Armement et recrutement massif : le Maroc gonfle son budget militaire

Militaires marocains (25 oct 21)

Le royaume du Maroc est résolument déterminé à se blinder militairement. En atteste la hausse vertigineuse du budget militaire consentie par les autorités royales, dans un contexte de crise avec l’Algérie.

Bien vrai que depuis plusieurs années, le Maroc s’est engagé dans la dynamique de renforcement et de modernisation de son armée. Seulement, entre 2021 et 2022, les acquisitions, commandes et autres prévisions militaires sont de loin ce qu’elles étaient durant les années précédentes. Et le budget militaire 2022 est parti pour battre tous les records.

Le projet de loi de finances 2022, qui a été présenté par le nouveau gouvernement d’Aziz Akhannouch, prévoit une augmentation historique du budget militaire, qui devrait passer de 4,295 milliards d’euros en 2021 à 4,8 milliards d’euros en 2022. Ce qui constituerait le plus grand budget militaire de l’histoire du Maroc.
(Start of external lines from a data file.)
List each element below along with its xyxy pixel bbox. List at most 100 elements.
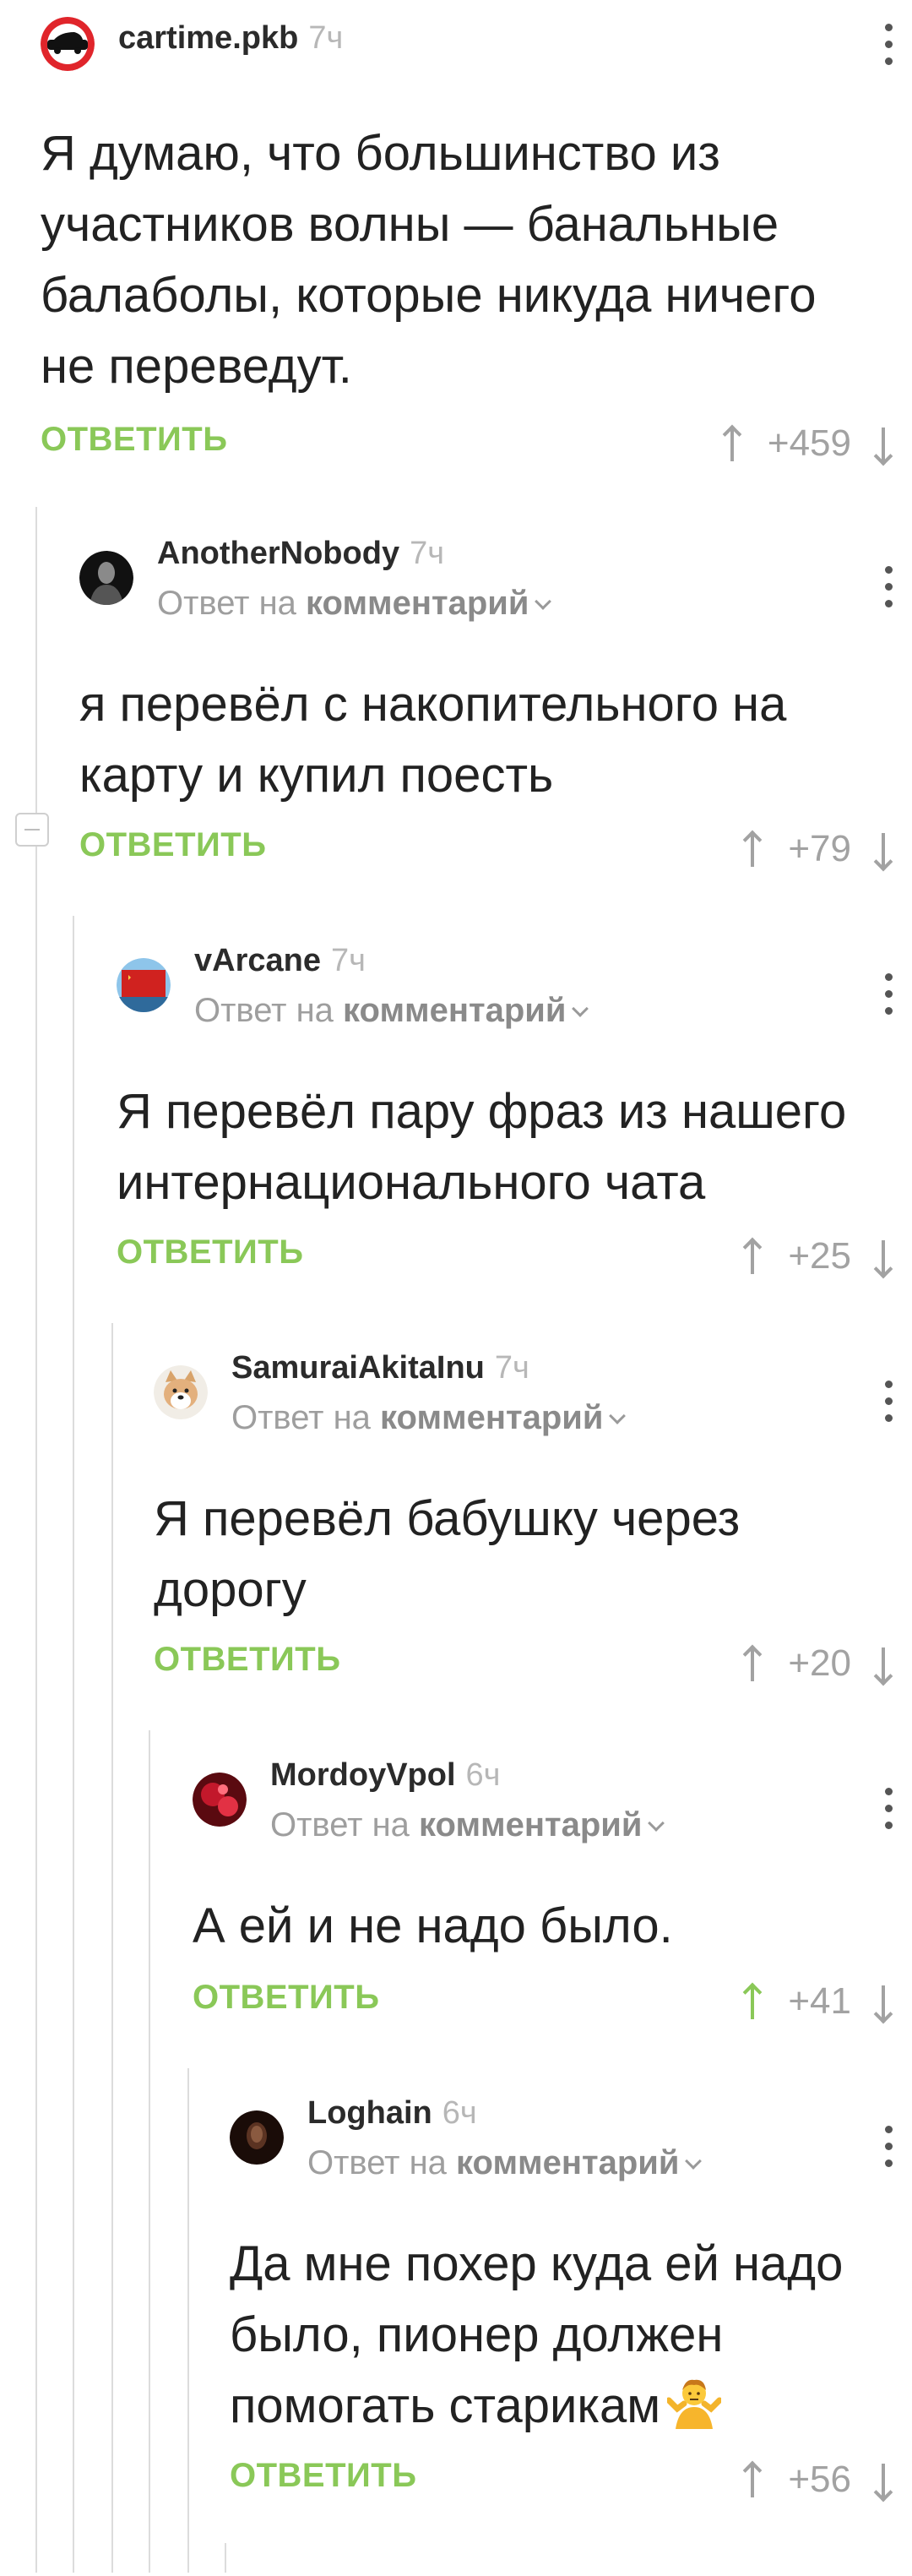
user-avatar-icon bbox=[79, 551, 133, 605]
reply-to-label: Ответ на bbox=[270, 1806, 410, 1844]
reply-to-target: комментарий bbox=[456, 2144, 680, 2181]
reply-button[interactable]: ОТВЕТИТЬ bbox=[193, 1979, 379, 2017]
downvote-arrow-icon[interactable] bbox=[873, 1642, 893, 1685]
comment-actions: ОТВЕТИТЬ +25 bbox=[117, 1234, 912, 1284]
upvote-arrow-icon[interactable] bbox=[742, 2459, 763, 2501]
nick-text: cartime.pkb bbox=[118, 20, 299, 56]
more-options-icon[interactable] bbox=[883, 2126, 893, 2173]
avatar[interactable] bbox=[230, 2110, 284, 2165]
more-options-icon[interactable] bbox=[883, 24, 893, 71]
avatar[interactable] bbox=[154, 1365, 208, 1419]
text-line: карту и купил поесть bbox=[79, 748, 554, 803]
comment-text: А ей и не надо было. bbox=[193, 1891, 673, 1962]
nick-text: vArcane bbox=[194, 943, 321, 978]
comment: MordoyVpol 6ч Ответ на комментарий А ей и… bbox=[193, 1754, 912, 2058]
comment-text: Да мне похер куда ей надо было, пионер д… bbox=[230, 2229, 843, 2442]
author-nick[interactable]: AnotherNobody 7ч bbox=[157, 536, 444, 572]
reply-button[interactable]: ОТВЕТИТЬ bbox=[230, 2457, 416, 2495]
abstract-avatar-icon bbox=[193, 1773, 247, 1827]
person-shrugging-emoji-icon bbox=[667, 2379, 722, 2429]
nick-text: MordoyVpol bbox=[270, 1757, 456, 1793]
comment-header: cartime.pkb 7ч bbox=[41, 17, 912, 93]
author-nick[interactable]: cartime.pkb 7ч bbox=[118, 20, 343, 57]
downvote-arrow-icon[interactable] bbox=[873, 1980, 893, 2023]
upvote-arrow-icon[interactable] bbox=[742, 828, 763, 870]
author-nick[interactable]: vArcane 7ч bbox=[194, 943, 366, 979]
car-logo-icon bbox=[41, 17, 95, 71]
reply-button[interactable]: ОТВЕТИТЬ bbox=[41, 421, 227, 459]
comment-actions: ОТВЕТИТЬ +459 bbox=[41, 421, 912, 471]
comment-time: 7ч bbox=[330, 943, 366, 978]
reply-to-link[interactable]: Ответ на комментарий bbox=[231, 1399, 627, 1437]
avatar[interactable] bbox=[79, 551, 133, 605]
author-nick[interactable]: MordoyVpol 6ч bbox=[270, 1757, 500, 1794]
comment-time: 7ч bbox=[494, 1350, 529, 1386]
comment: cartime.pkb 7ч Я думаю, что большинство и… bbox=[41, 17, 912, 473]
upvote-arrow-icon[interactable] bbox=[742, 1235, 763, 1277]
reply-button[interactable]: ОТВЕТИТЬ bbox=[79, 826, 266, 864]
reply-to-link[interactable]: Ответ на комментарий bbox=[307, 2144, 703, 2182]
chevron-down-icon bbox=[609, 1408, 627, 1424]
reply-to-target: комментарий bbox=[306, 585, 529, 622]
more-options-icon[interactable] bbox=[883, 1381, 893, 1428]
reply-button[interactable]: ОТВЕТИТЬ bbox=[154, 1641, 340, 1679]
avatar[interactable] bbox=[41, 17, 95, 71]
comment-actions: ОТВЕТИТЬ +20 bbox=[154, 1641, 912, 1691]
chevron-down-icon bbox=[572, 1000, 589, 1017]
thread-line-level-6 bbox=[225, 2543, 226, 2573]
nick-text: SamuraiAkitaInu bbox=[231, 1350, 485, 1386]
text-line-content: помогать старикам bbox=[230, 2378, 661, 2433]
portrait-avatar-icon bbox=[230, 2110, 284, 2165]
comment-text: Я перевёл бабушку через дорогу bbox=[154, 1484, 740, 1626]
vote-control: +459 bbox=[722, 421, 893, 471]
downvote-arrow-icon[interactable] bbox=[873, 2459, 893, 2501]
reply-to-target: комментарий bbox=[419, 1806, 643, 1844]
comment-time: 7ч bbox=[410, 536, 445, 571]
thread-line-level-5 bbox=[187, 2068, 189, 2573]
more-options-icon[interactable] bbox=[883, 973, 893, 1021]
comment-text: Я перевёл пару фраз из нашего интернацио… bbox=[117, 1076, 846, 1218]
vote-control: +79 bbox=[742, 826, 893, 877]
reply-to-link[interactable]: Ответ на комментарий bbox=[194, 992, 589, 1030]
rating-count: +56 bbox=[788, 2459, 851, 2501]
collapse-thread-button[interactable] bbox=[15, 813, 49, 847]
chevron-down-icon bbox=[685, 2153, 703, 2170]
reply-button[interactable]: ОТВЕТИТЬ bbox=[117, 1234, 303, 1272]
vote-control: +20 bbox=[742, 1641, 893, 1691]
vote-control: +41 bbox=[742, 1979, 893, 2029]
reply-to-link[interactable]: Ответ на комментарий bbox=[157, 585, 552, 623]
upvote-arrow-icon[interactable] bbox=[742, 1642, 763, 1685]
more-options-icon[interactable] bbox=[883, 1788, 893, 1835]
rating-count: +41 bbox=[788, 1980, 851, 2023]
text-line: дорогу bbox=[154, 1562, 307, 1617]
comment-text: я перевёл с накопительного на карту и ку… bbox=[79, 669, 786, 811]
comment-text: Я думаю, что большинство из участников в… bbox=[41, 118, 816, 402]
downvote-arrow-icon[interactable] bbox=[873, 828, 893, 870]
rating-count: +79 bbox=[788, 828, 851, 870]
vote-control: +56 bbox=[742, 2457, 893, 2508]
more-options-icon[interactable] bbox=[883, 566, 893, 613]
avatar[interactable] bbox=[117, 958, 171, 1012]
text-line: А ей и не надо было. bbox=[193, 1898, 673, 1953]
text-line: не переведут. bbox=[41, 339, 352, 394]
author-nick[interactable]: SamuraiAkitaInu 7ч bbox=[231, 1350, 529, 1386]
comment: AnotherNobody 7ч Ответ на комментарий я п… bbox=[79, 532, 912, 904]
comment-actions: ОТВЕТИТЬ +56 bbox=[230, 2457, 912, 2508]
reply-to-target: комментарий bbox=[380, 1399, 604, 1436]
text-line: Да мне похер куда ей надо bbox=[230, 2236, 844, 2291]
text-line: балаболы, которые никуда ничего bbox=[41, 268, 817, 323]
chevron-down-icon bbox=[648, 1815, 665, 1832]
text-line: интернационального чата bbox=[117, 1155, 706, 1210]
downvote-arrow-icon[interactable] bbox=[873, 1235, 893, 1277]
upvote-arrow-icon[interactable] bbox=[742, 1980, 763, 2023]
downvote-arrow-icon[interactable] bbox=[873, 422, 893, 465]
author-nick[interactable]: Loghain 6ч bbox=[307, 2095, 477, 2132]
reply-to-label: Ответ на bbox=[194, 992, 334, 1029]
upvote-arrow-icon[interactable] bbox=[722, 422, 742, 465]
comment: vArcane 7ч Ответ на комментарий Я перевёл… bbox=[117, 939, 912, 1311]
thread-line-level-2 bbox=[73, 916, 74, 2573]
avatar[interactable] bbox=[193, 1773, 247, 1827]
comment-time: 6ч bbox=[442, 2095, 477, 2131]
reply-to-link[interactable]: Ответ на комментарий bbox=[270, 1806, 665, 1844]
comment-header: MordoyVpol 6ч Ответ на комментарий bbox=[193, 1754, 912, 1844]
Ce budget militaire, apprend-on, sera principalement dédié à l’acquisition d’armes et au renforcement du personnel des forces armées marocaines. Une volonté réelle du royaume chérifien d’augmenter ses capacités militaires. Actuellement de 175 000 soldats, le personnel militaire du Maroc devrait atteindre 200 000 hommes, capable de sécuriser le pays.

Mieux informe le média espagnol La Información, les dépenses militaires du royaume représentent 4,28% du PIB et plus de 12% des dépenses publiques totales du Maroc. Dans un article publié dans Defense News, l’analyste militaire Mohammad Shkeir estime que toutes ces acquisitions en armement pourraient être « utilisées dans tout conflit armé qui pourrait éclater avec l’Algérie ou pour contrer toute attaque du Front Polisario le long du mur du Sahara Occidental ».

Ces nouvelles dispositions ont été prises au moment où la tension est vive entre le Maroc et l’Algérie. Suite au soutien au « vaillant peuple kabyle » de l’Ambassadeur permanent du Maroc aux Nations-Unies, Omar Hilale, Alger a rompu ses relations diplomatiques avec Rabat, avant d’interdire son espace aérien aux avions marocains. L’Algérie s’est même prêtée à une démonstration de force en effectuant des exercices militaires navals, non loin des côtes marocaines.